1bis Les revenus des partenaires enregistrés qui vivent en ménage commun sont additionnés. Dans la présente loi, les partenaires enregistrés ont le même statut que des époux. Ce principe vaut également pour les contributions d'entretien durant le partenariat enregistré ainsi que pour les contributions d'entretien et la liquidation des biens découlant de la suspension de la vie commune ou de la dissolution du partenariat.2

2 Le revenu des enfants sous autorité parentale est ajouté à celui du détenteur de l'autorité parentale, à l'exception du revenu de l'activité lucrative sur lequel les enfants sont imposés séparément.

1 Nouvelle teneur selon le ch. 24 de l'annexe à la LF du 18 juin 2004 sur le partenariat, en vigueur depuis le 1er janv. 2007 (RO 2005 5685; FF 2003 1192). 2 Introduit par le ch. 24 de l'annexe à la LF du 18 juin 2004 sur le partenariat, en vigueur depuis le 1er janv. 2007 (RO 2005 5685; FF 2003 1192).

Art. 13 LIFD

Responsabilité et responsabilité solidaire

1 Les époux qui vivent en ménage commun répondent solidairement du montant global de l'impôt. Toutefois, chaque époux répond du montant correspondant à sa part de l'impôt total lorsque l'un d'eux est insolvable.
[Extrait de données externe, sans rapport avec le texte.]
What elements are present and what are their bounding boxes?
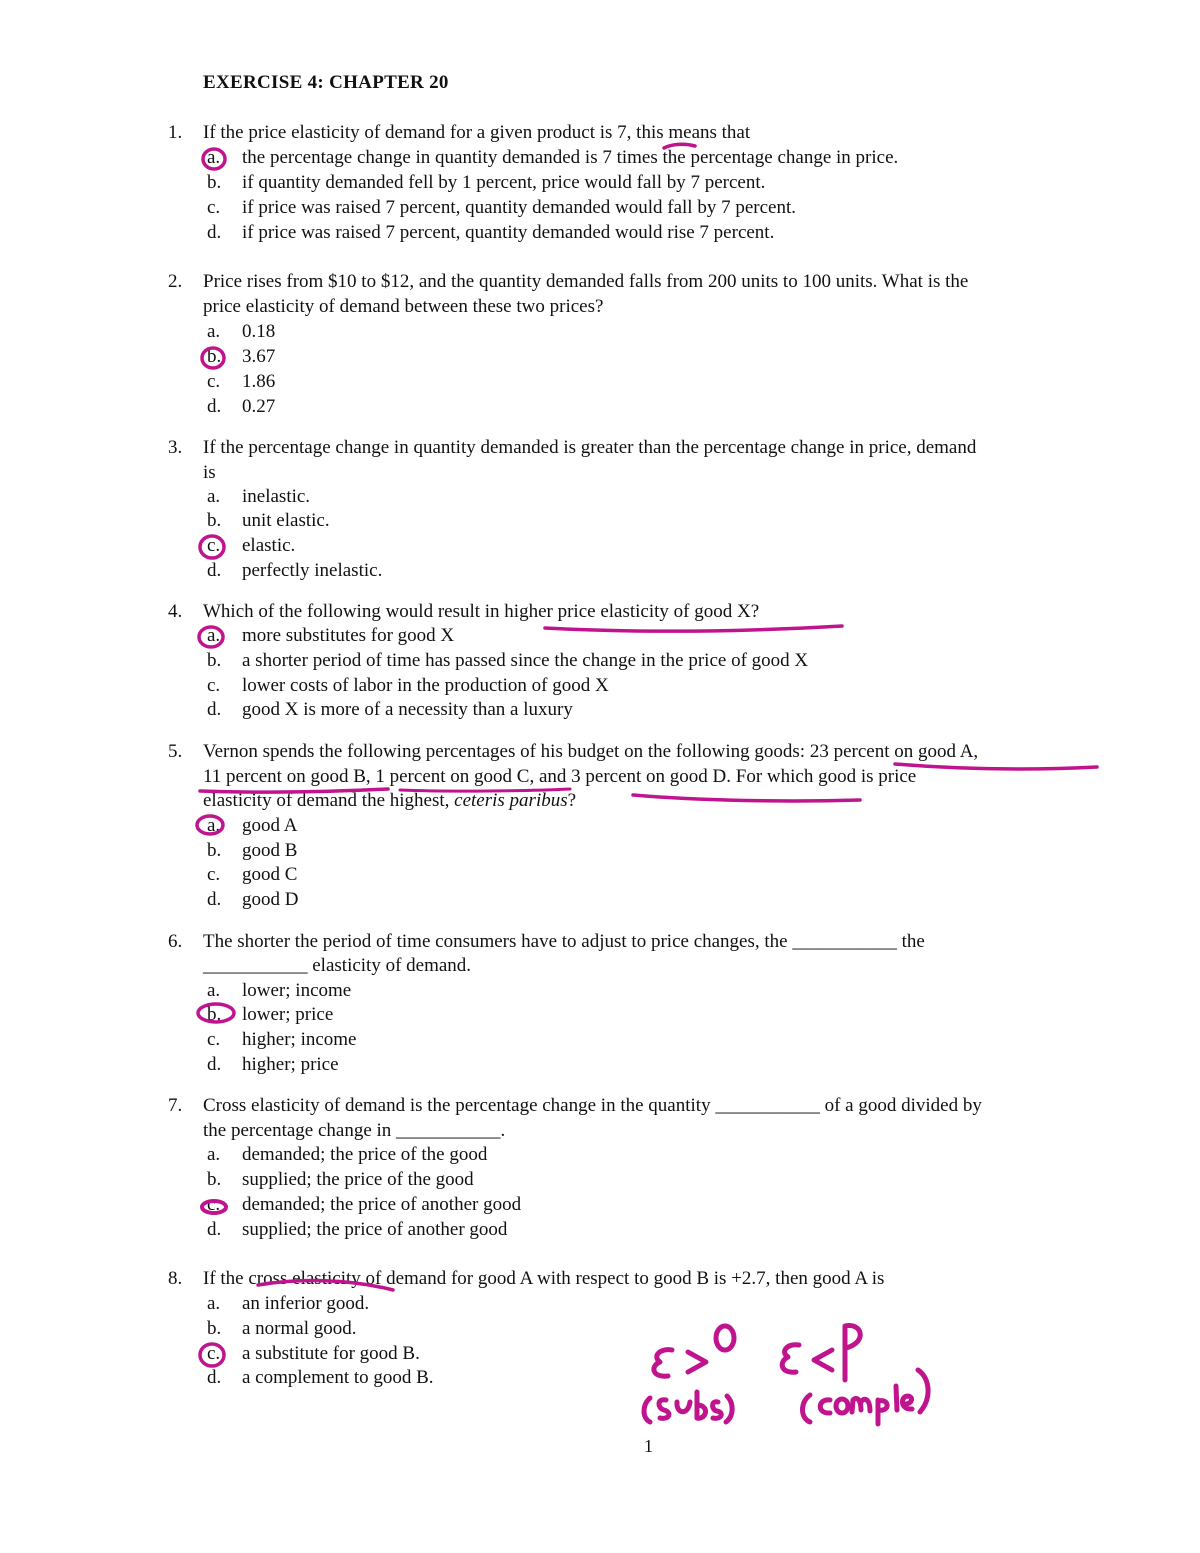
question-text: If the percentage change in quantity demanded is greater than the percentage change in price, demand [203,437,977,458]
option-letter: a. [207,625,221,646]
question-number: 2. [168,271,183,292]
question-text: Which of the following would result in higher price elasticity of good X? [203,601,760,622]
question-number: 3. [168,437,183,458]
question-text: The shorter the period of time consumers have to adjust to price changes, the ___________ the [203,931,925,952]
option-text: inelastic. [242,486,311,507]
option-letter: b. [207,1169,222,1190]
option-text: higher; price [242,1054,339,1075]
option-letter: d. [207,560,222,581]
option-text: 3.67 [242,346,276,367]
question-number: 7. [168,1095,183,1116]
option-letter: b. [207,346,222,367]
option-letter: a. [207,147,221,168]
question-text: Vernon spends the following percentages of his budget on the following goods: 23 percent on good A, [203,741,979,762]
exercise-title: EXERCISE 4: CHAPTER 20 [203,72,449,93]
option-letter: d. [207,222,222,243]
option-letter: c. [207,535,221,556]
option-letter: b. [207,1318,222,1339]
option-text: if price was raised 7 percent, quantity demanded would rise 7 percent. [242,222,775,243]
option-text: lower costs of labor in the production of good X [242,675,609,696]
option-letter: b. [207,840,222,861]
option-letter: a. [207,1293,221,1314]
question-text-part: elasticity of demand the highest, [203,790,455,811]
question-text: is [203,462,216,483]
option-letter: a. [207,815,221,836]
question-text: 11 percent on good B, 1 percent on good C, and 3 percent on good D. For which good is price [203,766,917,787]
option-text: a normal good. [242,1318,357,1339]
option-letter: b. [207,650,222,671]
option-letter: a. [207,1144,221,1165]
option-text: the percentage change in quantity demanded is 7 times the percentage change in price. [242,147,899,168]
option-letter: c. [207,1343,221,1364]
option-letter: a. [207,321,221,342]
question-text: Price rises from $10 to $12, and the quantity demanded falls from 200 units to 100 units. What is the [203,271,969,292]
option-letter: b. [207,1004,222,1025]
option-text: demanded; the price of the good [242,1144,488,1165]
question-number: 4. [168,601,183,622]
option-letter: c. [207,1029,221,1050]
option-text: unit elastic. [242,510,330,531]
option-text: an inferior good. [242,1293,370,1314]
option-text: 0.18 [242,321,276,342]
handwritten-note-complement [782,1325,928,1424]
question-text [203,789,576,813]
option-text: supplied; the price of another good [242,1219,508,1240]
question-text: If the cross elasticity of demand for good A with respect to good B is +2.7, then good A is [203,1268,885,1289]
option-text: if quantity demanded fell by 1 percent, price would fall by 7 percent. [242,172,766,193]
option-text: demanded; the price of another good [242,1194,522,1215]
option-text: if price was raised 7 percent, quantity demanded would fall by 7 percent. [242,197,796,218]
option-letter: d. [207,396,222,417]
option-text: higher; income [242,1029,357,1050]
option-letter: c. [207,1194,221,1215]
question-number: 1. [168,122,183,143]
option-letter: d. [207,699,222,720]
question-text-part: ? [567,790,577,811]
question-text: If the price elasticity of demand for a given product is 7, this means that [203,122,751,143]
option-text: 0.27 [242,396,276,417]
option-text: good C [242,864,298,885]
option-letter: c. [207,675,221,696]
option-text: good X is more of a necessity than a luxury [242,699,573,720]
question-text: ___________ elasticity of demand. [203,955,472,976]
option-letter: a. [207,486,221,507]
option-text: supplied; the price of the good [242,1169,474,1190]
option-letter: c. [207,864,221,885]
option-text: good D [242,889,299,910]
question-number: 8. [168,1268,183,1289]
option-letter: b. [207,172,222,193]
option-text: elastic. [242,535,296,556]
question-text: price elasticity of demand between these two prices? [203,296,604,317]
option-text: lower; income [242,980,352,1001]
option-text: good A [242,815,298,836]
option-text: a complement to good B. [242,1367,434,1388]
option-letter: a. [207,980,221,1001]
page-number: 1 [644,1436,653,1456]
option-text: 1.86 [242,371,276,392]
option-letter: c. [207,197,221,218]
handwritten-note-substitute [644,1326,734,1422]
latin-phrase: ceteris paribus [454,790,568,811]
question-text: Cross elasticity of demand is the percentage change in the quantity ___________ of a good divided by [203,1095,982,1116]
option-letter: d. [207,1054,222,1075]
question-text: the percentage change in ___________. [203,1120,506,1141]
question-number: 6. [168,931,183,952]
underline-mark [545,626,842,631]
option-text: good B [242,840,298,861]
underline-mark [633,795,860,801]
option-letter: c. [207,371,221,392]
option-letter: d. [207,1219,222,1240]
option-letter: d. [207,889,222,910]
option-text: more substitutes for good X [242,625,455,646]
underline-mark [895,764,1097,769]
option-text: perfectly inelastic. [242,560,383,581]
option-text: a shorter period of time has passed since the change in the price of good X [242,650,809,671]
question-number: 5. [168,741,183,762]
option-text: lower; price [242,1004,334,1025]
option-letter: d. [207,1367,222,1388]
option-text: a substitute for good B. [242,1343,420,1364]
option-letter: b. [207,510,222,531]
Ils sont en outre solidairement responsables de la part de l'impôt total qui frappe les revenus des enfants.

2 Lorsque les époux ne vivent pas en ménage commun, l'obligation de répondre solidairement du montant global de l'impôt s'éteint pour tous les montants d'impôt encore dus.

3 Sont solidairement responsables avec le contribuable:

a. les enfants placés sous son autorité parentale, jusqu'à concurrence de leur part de l'impôt total;

b. les associés d'une société simple, d'une société en nom collectif ou d'une société en commandite qui sont domiciliés en Suisse, jusqu'à concurrence de leur part sociale, du paiement des impôts dus par les associés domiciliés à l'étranger;

c. l'acheteur et le vendeur d'un immeuble sis en Suisse jusqu'à concurrence de 3 % du prix de vente, du paiement des impôts dus par le commerçant ou l'intermédiaire auquel ils ont fait appel, si celui-ci n'est pas domicilié en Suisse au regard du droit fiscal;

d. les personnes chargées de la liquidation d'entreprises ou d'établissements stables sis en Suisse, de l'aliénation ou de la réalisation d'immeubles sis en Suisse ou de créances garanties par de tels immeubles, jusqu'à concurrence du produit net, lorsque le contribuable n'est pas domicilié en Suisse au regard du droit fiscal.

4 L'administrateur d'une succession et l'exécuteur testamentaire répondent solidairement avec les successeurs fiscaux du défunt des impôts dus par celui-ci, jusqu'à concurrence du montant qui doit être affecté au paiement de l'impôt selon l'état de la succession au jour du décès. Ils sont libérés de toute responsabilité s'ils prouvent qu'ils ont pris tous les soins commandés par les circonstances.

Art. 121 LIFD

Prescription du droit de percevoir l'impôt

1 Les créances d'impôt se prescrivent par cinq ans à compter de l'entrée en force de la taxation.

2 Pour la suspension et l'interruption de la prescription, l'art. 120, al. 2 et 3, est applicable par analogie.

3 La prescription est acquise dans tous les cas dix ans à compter de la fin de l'année au cours de laquelle la taxation est entrée en force.